Capitol ClimateU.S. contributors to the recent IPCC climate change report, Drs. Susan Solomon (NOAA), Kevin Trenberth (NCAR), Richard Alley (Penn State), and Gerald Meehl (NCAR), were busy on Capitol Hill today, testifying this morning to the House Science and Technology Committee and this afternoon to Senate Environment and Public Works. Copies of the prepared testimony and webcasts are available through the respective committee web sites, and at least the House hearing was covered on CSPAN, so it should be available in reruns during the next several days.

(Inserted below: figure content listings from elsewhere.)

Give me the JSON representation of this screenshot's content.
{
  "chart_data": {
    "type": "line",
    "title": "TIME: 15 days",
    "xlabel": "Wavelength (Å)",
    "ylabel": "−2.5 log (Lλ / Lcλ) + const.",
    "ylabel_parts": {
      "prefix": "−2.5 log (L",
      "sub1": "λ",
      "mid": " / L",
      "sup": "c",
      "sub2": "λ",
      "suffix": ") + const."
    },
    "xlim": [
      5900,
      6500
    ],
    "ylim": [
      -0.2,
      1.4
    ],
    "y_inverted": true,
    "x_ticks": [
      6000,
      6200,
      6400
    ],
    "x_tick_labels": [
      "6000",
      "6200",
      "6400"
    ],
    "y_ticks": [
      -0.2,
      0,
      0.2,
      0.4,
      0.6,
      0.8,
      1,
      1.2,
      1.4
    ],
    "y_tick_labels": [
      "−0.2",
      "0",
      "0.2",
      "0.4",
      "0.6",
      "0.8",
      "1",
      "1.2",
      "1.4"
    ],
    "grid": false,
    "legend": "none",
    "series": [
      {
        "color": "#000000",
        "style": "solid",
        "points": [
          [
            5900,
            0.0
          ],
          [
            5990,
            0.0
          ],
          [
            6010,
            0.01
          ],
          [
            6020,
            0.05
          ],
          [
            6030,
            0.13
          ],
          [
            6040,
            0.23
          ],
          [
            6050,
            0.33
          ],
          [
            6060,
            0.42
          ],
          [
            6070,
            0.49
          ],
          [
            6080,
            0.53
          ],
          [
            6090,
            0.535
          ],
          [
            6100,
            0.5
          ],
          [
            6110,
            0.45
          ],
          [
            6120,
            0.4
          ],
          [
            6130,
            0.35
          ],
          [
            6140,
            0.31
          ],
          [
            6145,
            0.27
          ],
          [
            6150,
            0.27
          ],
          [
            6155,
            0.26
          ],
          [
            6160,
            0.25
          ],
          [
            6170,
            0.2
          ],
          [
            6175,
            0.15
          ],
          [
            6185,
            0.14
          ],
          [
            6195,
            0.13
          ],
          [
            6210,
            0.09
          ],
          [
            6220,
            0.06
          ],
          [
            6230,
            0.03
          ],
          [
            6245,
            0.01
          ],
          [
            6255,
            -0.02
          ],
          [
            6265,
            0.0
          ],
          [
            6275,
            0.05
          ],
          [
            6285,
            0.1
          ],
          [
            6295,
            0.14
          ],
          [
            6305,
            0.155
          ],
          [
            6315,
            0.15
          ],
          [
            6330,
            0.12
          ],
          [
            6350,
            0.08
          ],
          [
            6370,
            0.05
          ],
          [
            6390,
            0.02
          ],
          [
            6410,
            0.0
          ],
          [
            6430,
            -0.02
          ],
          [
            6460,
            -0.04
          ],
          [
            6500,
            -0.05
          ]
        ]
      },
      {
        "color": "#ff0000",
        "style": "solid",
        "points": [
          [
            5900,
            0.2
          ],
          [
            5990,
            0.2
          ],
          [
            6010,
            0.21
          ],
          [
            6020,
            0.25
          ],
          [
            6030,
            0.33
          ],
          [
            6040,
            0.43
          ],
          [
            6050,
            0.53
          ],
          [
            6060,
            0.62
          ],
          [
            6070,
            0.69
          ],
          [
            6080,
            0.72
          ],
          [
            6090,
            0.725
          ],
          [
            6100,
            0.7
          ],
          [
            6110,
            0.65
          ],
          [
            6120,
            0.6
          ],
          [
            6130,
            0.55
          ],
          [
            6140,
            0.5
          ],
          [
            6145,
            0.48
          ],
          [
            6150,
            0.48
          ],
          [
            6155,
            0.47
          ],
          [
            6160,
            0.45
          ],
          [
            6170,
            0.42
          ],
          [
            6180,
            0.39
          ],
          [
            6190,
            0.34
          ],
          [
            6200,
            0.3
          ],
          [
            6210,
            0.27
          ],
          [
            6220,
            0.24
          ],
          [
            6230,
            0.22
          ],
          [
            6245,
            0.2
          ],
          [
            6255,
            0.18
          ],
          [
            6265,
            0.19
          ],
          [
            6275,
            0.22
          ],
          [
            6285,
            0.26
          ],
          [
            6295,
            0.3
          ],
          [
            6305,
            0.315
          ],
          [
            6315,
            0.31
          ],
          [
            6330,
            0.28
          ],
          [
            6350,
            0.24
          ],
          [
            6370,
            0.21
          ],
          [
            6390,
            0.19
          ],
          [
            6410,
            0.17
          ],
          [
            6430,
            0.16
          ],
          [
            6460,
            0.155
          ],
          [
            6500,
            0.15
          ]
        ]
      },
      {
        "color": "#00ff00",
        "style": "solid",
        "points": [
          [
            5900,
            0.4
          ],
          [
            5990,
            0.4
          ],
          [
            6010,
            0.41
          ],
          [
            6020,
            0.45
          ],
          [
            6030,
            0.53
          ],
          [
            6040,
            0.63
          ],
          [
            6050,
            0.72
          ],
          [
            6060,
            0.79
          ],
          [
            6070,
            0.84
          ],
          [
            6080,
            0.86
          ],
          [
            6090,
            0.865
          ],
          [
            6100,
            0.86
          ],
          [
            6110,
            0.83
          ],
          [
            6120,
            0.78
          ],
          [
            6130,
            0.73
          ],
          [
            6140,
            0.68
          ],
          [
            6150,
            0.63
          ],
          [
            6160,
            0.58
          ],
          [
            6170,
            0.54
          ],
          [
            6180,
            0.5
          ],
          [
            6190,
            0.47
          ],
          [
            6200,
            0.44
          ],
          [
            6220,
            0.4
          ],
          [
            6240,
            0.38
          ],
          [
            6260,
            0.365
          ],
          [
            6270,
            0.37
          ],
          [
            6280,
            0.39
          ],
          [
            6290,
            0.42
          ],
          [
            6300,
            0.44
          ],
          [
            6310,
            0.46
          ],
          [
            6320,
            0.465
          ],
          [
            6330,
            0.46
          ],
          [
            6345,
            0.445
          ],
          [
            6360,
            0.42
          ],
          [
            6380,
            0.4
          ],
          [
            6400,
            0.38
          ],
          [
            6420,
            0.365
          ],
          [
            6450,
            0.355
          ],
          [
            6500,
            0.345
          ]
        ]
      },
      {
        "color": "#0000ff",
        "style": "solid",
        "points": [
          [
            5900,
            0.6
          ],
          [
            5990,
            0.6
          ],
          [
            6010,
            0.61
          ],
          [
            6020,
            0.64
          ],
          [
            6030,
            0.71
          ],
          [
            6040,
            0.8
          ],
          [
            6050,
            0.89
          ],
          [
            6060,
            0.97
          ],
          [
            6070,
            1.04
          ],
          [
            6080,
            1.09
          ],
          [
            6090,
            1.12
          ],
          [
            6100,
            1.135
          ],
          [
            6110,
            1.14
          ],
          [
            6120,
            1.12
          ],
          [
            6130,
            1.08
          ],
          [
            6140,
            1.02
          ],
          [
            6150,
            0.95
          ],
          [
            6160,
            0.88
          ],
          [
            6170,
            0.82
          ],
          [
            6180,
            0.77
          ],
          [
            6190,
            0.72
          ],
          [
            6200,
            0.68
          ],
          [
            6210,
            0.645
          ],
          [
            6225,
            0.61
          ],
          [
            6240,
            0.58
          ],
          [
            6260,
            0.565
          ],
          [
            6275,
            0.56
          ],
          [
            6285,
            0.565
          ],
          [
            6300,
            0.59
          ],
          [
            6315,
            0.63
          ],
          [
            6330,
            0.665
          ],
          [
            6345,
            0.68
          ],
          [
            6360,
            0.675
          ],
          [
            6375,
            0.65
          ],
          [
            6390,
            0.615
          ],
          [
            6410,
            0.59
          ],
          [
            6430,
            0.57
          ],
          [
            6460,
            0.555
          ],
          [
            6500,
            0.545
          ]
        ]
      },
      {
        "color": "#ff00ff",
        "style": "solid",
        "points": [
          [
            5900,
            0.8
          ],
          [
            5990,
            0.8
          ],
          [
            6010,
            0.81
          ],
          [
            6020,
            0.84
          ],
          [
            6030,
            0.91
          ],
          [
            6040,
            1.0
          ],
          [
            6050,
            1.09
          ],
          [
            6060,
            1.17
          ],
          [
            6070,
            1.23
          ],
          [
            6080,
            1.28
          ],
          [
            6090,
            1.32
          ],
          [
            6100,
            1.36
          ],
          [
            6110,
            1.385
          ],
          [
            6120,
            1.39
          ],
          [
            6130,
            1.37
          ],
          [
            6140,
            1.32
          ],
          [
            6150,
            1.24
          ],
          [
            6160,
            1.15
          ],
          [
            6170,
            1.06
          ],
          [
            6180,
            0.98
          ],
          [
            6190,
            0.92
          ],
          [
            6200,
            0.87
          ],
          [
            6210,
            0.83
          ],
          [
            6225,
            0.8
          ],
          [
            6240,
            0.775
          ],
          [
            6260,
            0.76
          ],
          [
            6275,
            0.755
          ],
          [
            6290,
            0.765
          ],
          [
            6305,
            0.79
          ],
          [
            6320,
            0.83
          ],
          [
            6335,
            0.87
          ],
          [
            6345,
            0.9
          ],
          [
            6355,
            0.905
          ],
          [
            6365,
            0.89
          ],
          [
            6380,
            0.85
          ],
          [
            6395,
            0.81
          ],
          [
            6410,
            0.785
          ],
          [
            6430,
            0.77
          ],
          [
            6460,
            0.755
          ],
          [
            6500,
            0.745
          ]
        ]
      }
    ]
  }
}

The portion of the House hearing Q&A which I saw indicates that many politicians on both sides of the aisle are increasingly understanding the science and are willing to discuss it from a non-ideological point of view. From the context of the conversation, it appears that several committee members have scientific backgrounds, although the specifics were not clear. Obviously, there are significant differences regarding the policy implications, but most of the discussion, with the notable exception of the final rebuttal, was refreshingly free of the anti-scientific propaganda still echoing around various web noise sites and squawk radio, as well as, sadly, the editorial page of the Wall Street Journal, which is inexplicably attached to what is otherwise a world-class newspaper.